Vous avez peut-être entendu parler du déploiement de mercenaires de Blackwater à Kisangani. Vous avez peut-être même été surpris de voir des responsables congolais, notamment le vice-Premier ministre de l’Intérieur et de la Sécurité, Shabani Lukoo, célébrer ces déploiements comme si cela allait inverser la tendance.

Ce qu’ils révèlent surtout, c’est le désespoir croissant dans le camp de Tshisekedi.

Il y a environ deux mois, le tyran congolais a ordonné une offensive générale pour reprendre les territoires libérés par les révolutionnaires de l’AFC/M23.

Des renforts ont été envoyés depuis le Burundi, et d’autres sont arrivés par bateau depuis Kalemie, tous déployés dans le territoire d’Uvira.
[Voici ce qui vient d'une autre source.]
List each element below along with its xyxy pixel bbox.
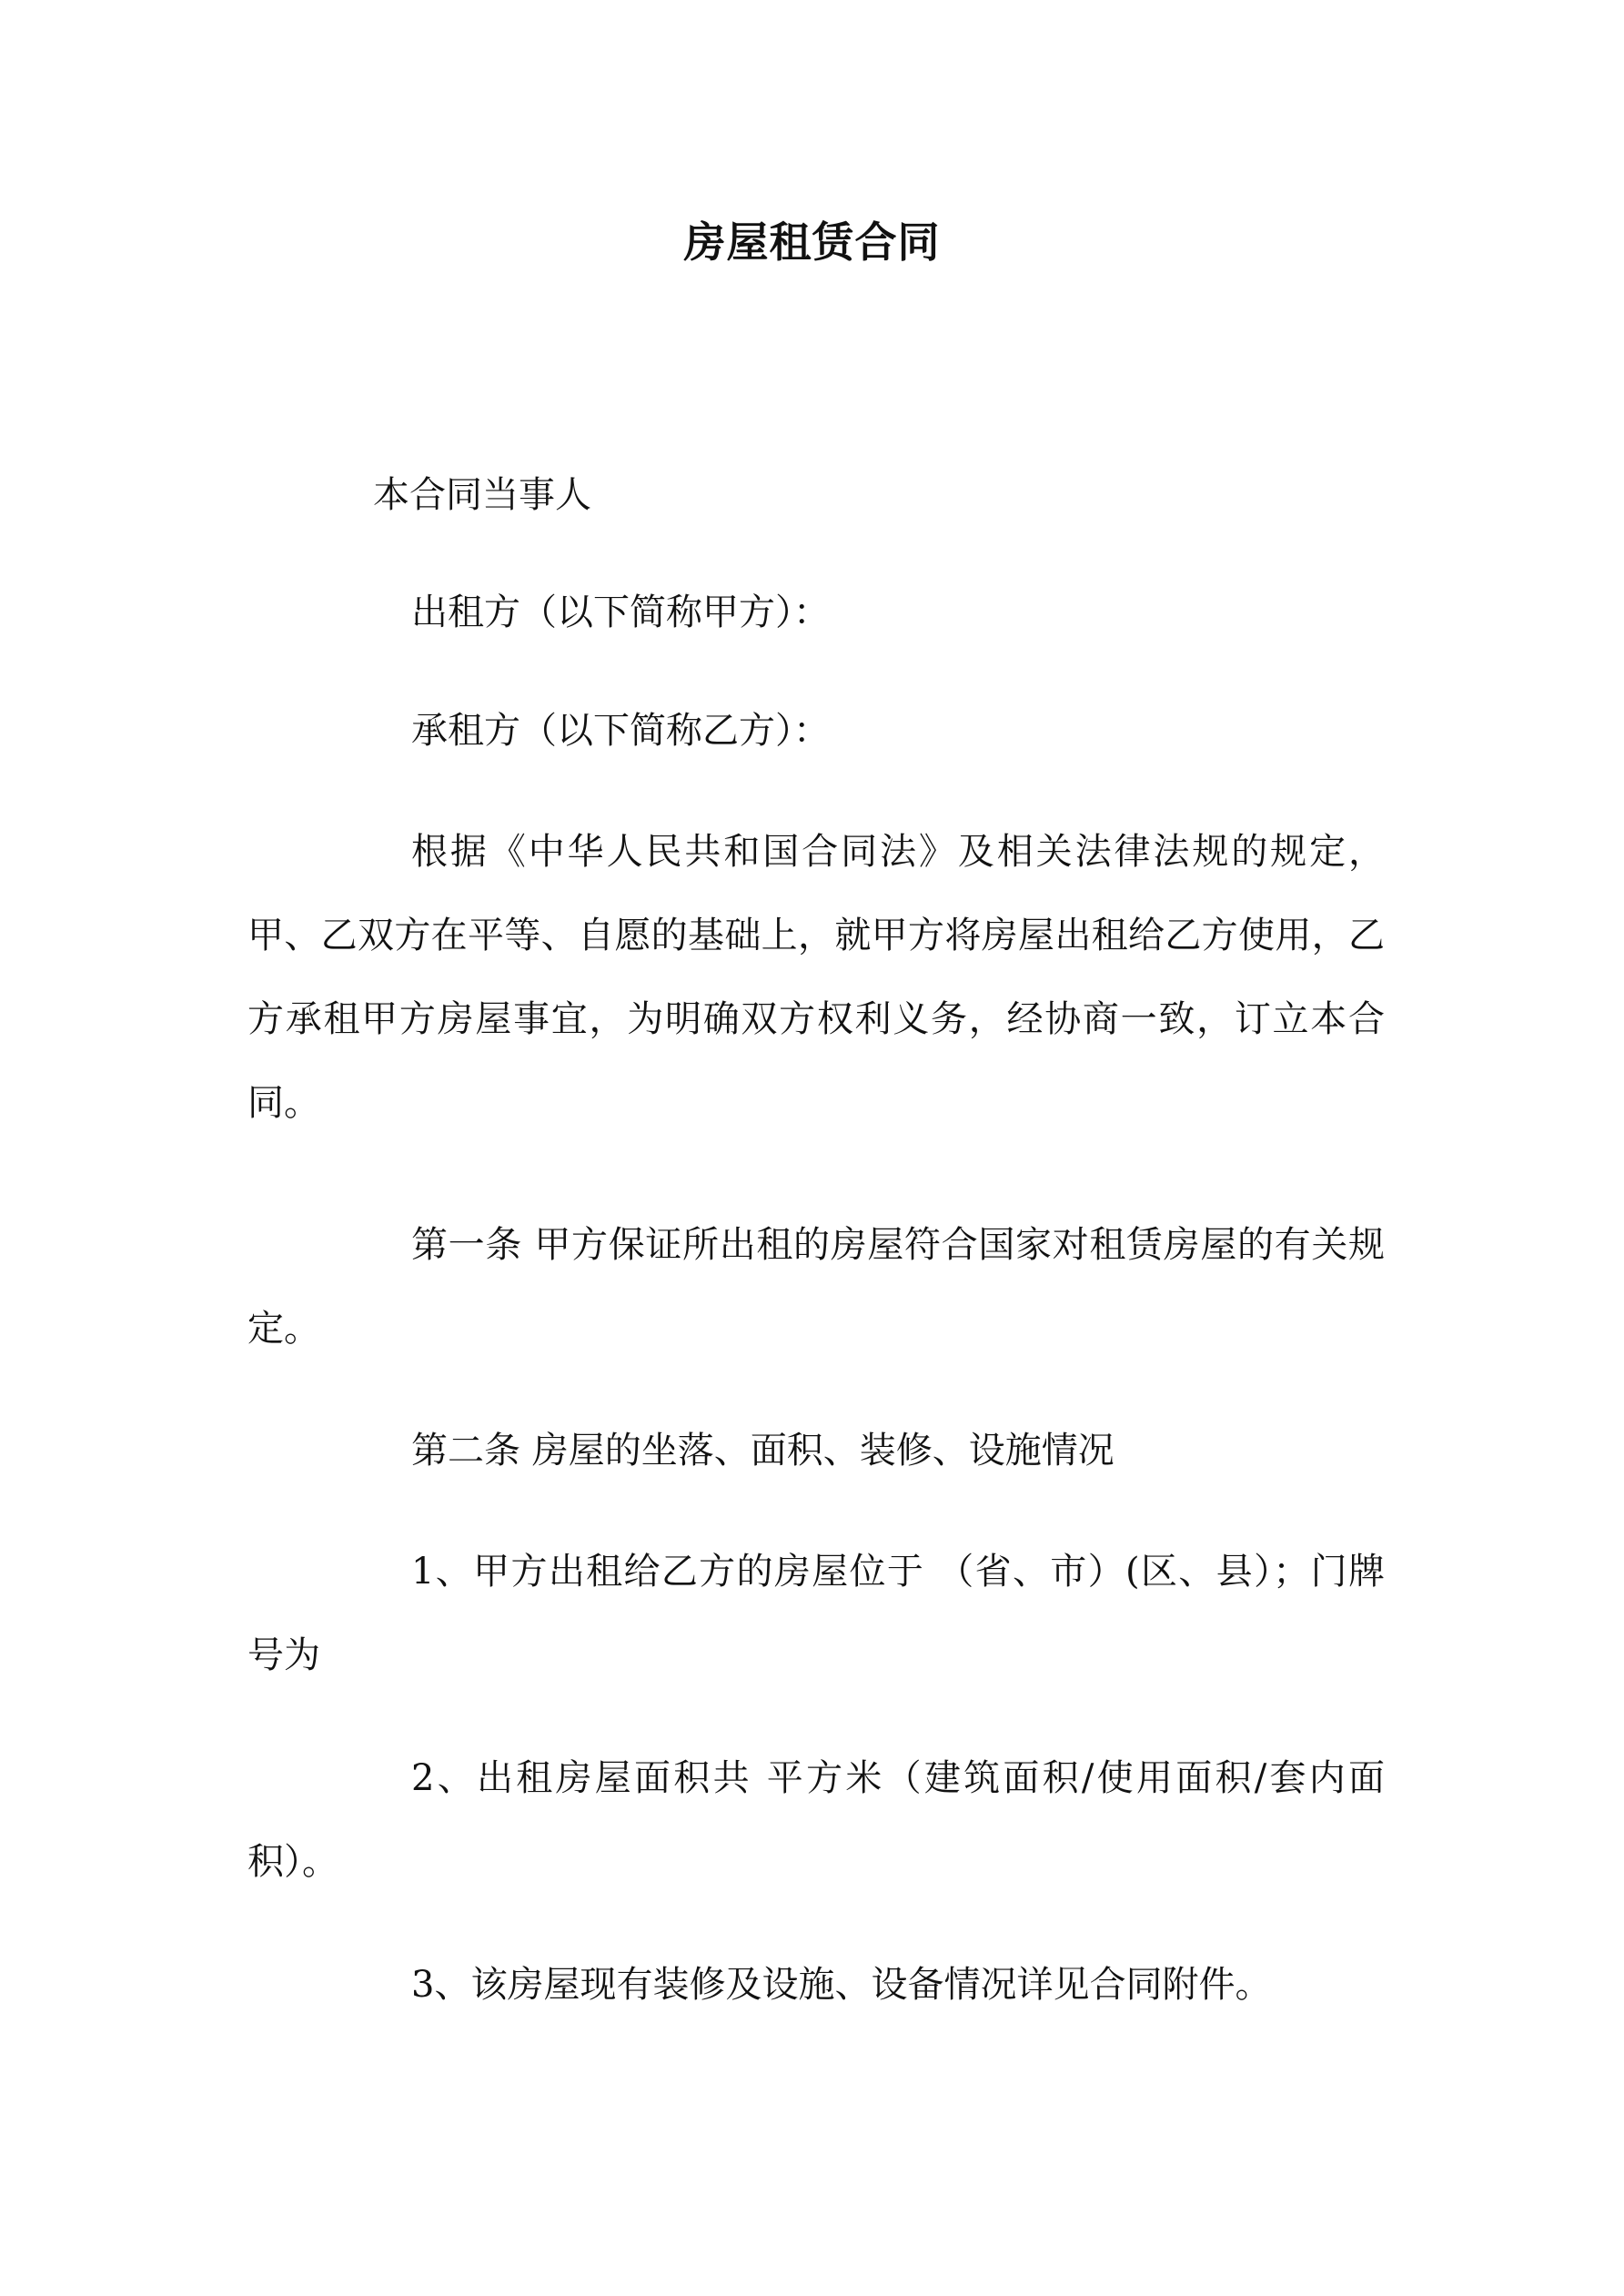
- paragraph-preamble: 根据《中华人民共和国合同法》及相关法律法规的规定，甲、乙双方在平等、自愿的基础上，就甲方将房屋出租给乙方使用，乙方承租甲方房屋事宜，为明确双方权利义务，经协商一致，订立本合同。: [247, 831, 1385, 1124]
- paragraph-lessor: 出租方（以下简称甲方）：: [411, 592, 830, 633]
- paragraph-item-2: 2、出租房屋面积共 平方米（建筑面积/使用面积/套内面积）。: [247, 1757, 1385, 1883]
- paragraph-parties-intro: 本合同当事人: [373, 474, 591, 516]
- paragraph-article-2: 第二条 房屋的坐落、面积、装修、设施情况: [411, 1430, 1115, 1472]
- document-title: 房屋租赁合同: [683, 217, 941, 267]
- paragraph-item-1: 1、甲方出租给乙方的房屋位于 （省、市）(区、县）；门牌号为: [247, 1551, 1385, 1676]
- paragraph-lessee: 承租方（以下简称乙方）：: [411, 710, 830, 752]
- paragraph-item-3: 3、该房屋现有装修及设施、设备情况详见合同附件。: [411, 1964, 1272, 2006]
- paragraph-article-1: 第一条 甲方保证所出租的房屋符合国家对租赁房屋的有关规定。: [247, 1224, 1385, 1350]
Des mercenaires ont utilisé des drones depuis l’aéroport de Bujumbura pour soutenir les offensives contre Minembwe, défendue par les combattants de la liberté de Twirwaneho.

De nouvelles recrues congolaises ont également été rassemblées dans le territoire de Shabunda, avec pour objectif de marcher sur Walungu, de reprendre Nyangezi et d’ouvrir un front sud jusqu’à Bukavu.

Depuis l’axe de Walikale, l’ordre était de marcher sur Masisi et de coordonner les efforts avec les restes des FDLR encore cachés à Rutshuru et ceux repliés à Butembo pour reprendre Goma.

Comme on pouvait s’y attendre, rien ne s’est déroulé comme prévu pour la coalition génocidaire.

Dans le Sud-Kivu, le M23 a progressé depuis Nyangezi pour libérer Kaniola dans le territoire de Walungu, puis a continué vers l’ouest pour sécuriser Nzibira, montrant clairement que toute attaque depuis Shabunda serait écrasée.

Les combattants de la liberté ont aussi contourné la ville d’Uvira et traversé les hauts et moyens plateaux du territoire pour établir un périmètre de sécurité et une ligne d’approvisionnement avec les défenseurs de Minembwe. Ils ont sécurisé cet axe jusqu’à Fizi-Baraka, envoyant un message clair à la coalition de Tshisekedi : toute tentative d’extermination des populations banyamulenge dans leur dernier refuge serait combattue.

Dans le même temps, les libérateurs ont piégé de nombreuses unités burundaises, composées de soldats réguliers et de milices Imbonerakure, dans les hauts et moyens plateaux autour d’Uvira. Beaucoup n’ont eu d’autre choix que de se rendre.

Dans le Nord-Kivu, la contre-offensive des libérateurs a également été dévastatrice. En lieu et place de Masisi, c’est Walikale qui est désormais sous-pression. La pression sur Pinga, bastion des FDLR et dernière ligne de défense de Walikale-Centre, est si forte que le gouvernement a détruit le pont de Mpeti dans une tentative désespérée d’arrêter l’avancée des combattants du M23.

Les unités du M23 ont également intensifié la pression sur Butembo, rendant toute attaque depuis le nord sur Rutshuru, et à terme sur Goma, impossible.

C’est dans ce contexte militaire catastrophique que le déploiement des mercenaires a été annoncé.

Même si la machine de propagande de Kinshasa tourne à plein régime, prétendant que les combattants de l’AFC/M23 se rendent, les officiels congolais savent que les mercenaires de Blackwater sont leur dernier espoir pour empêcher l’effondrement complet de leur armée hétéroclite, soutenue par divers groupes terroristes.

Mais la fin est proche, et aucun groupe de mercenaires ne pourra arrêter les révolutionaires congolais qui se battent pour faire valoir leurs droits et imposer l’ordre sur leur territoire.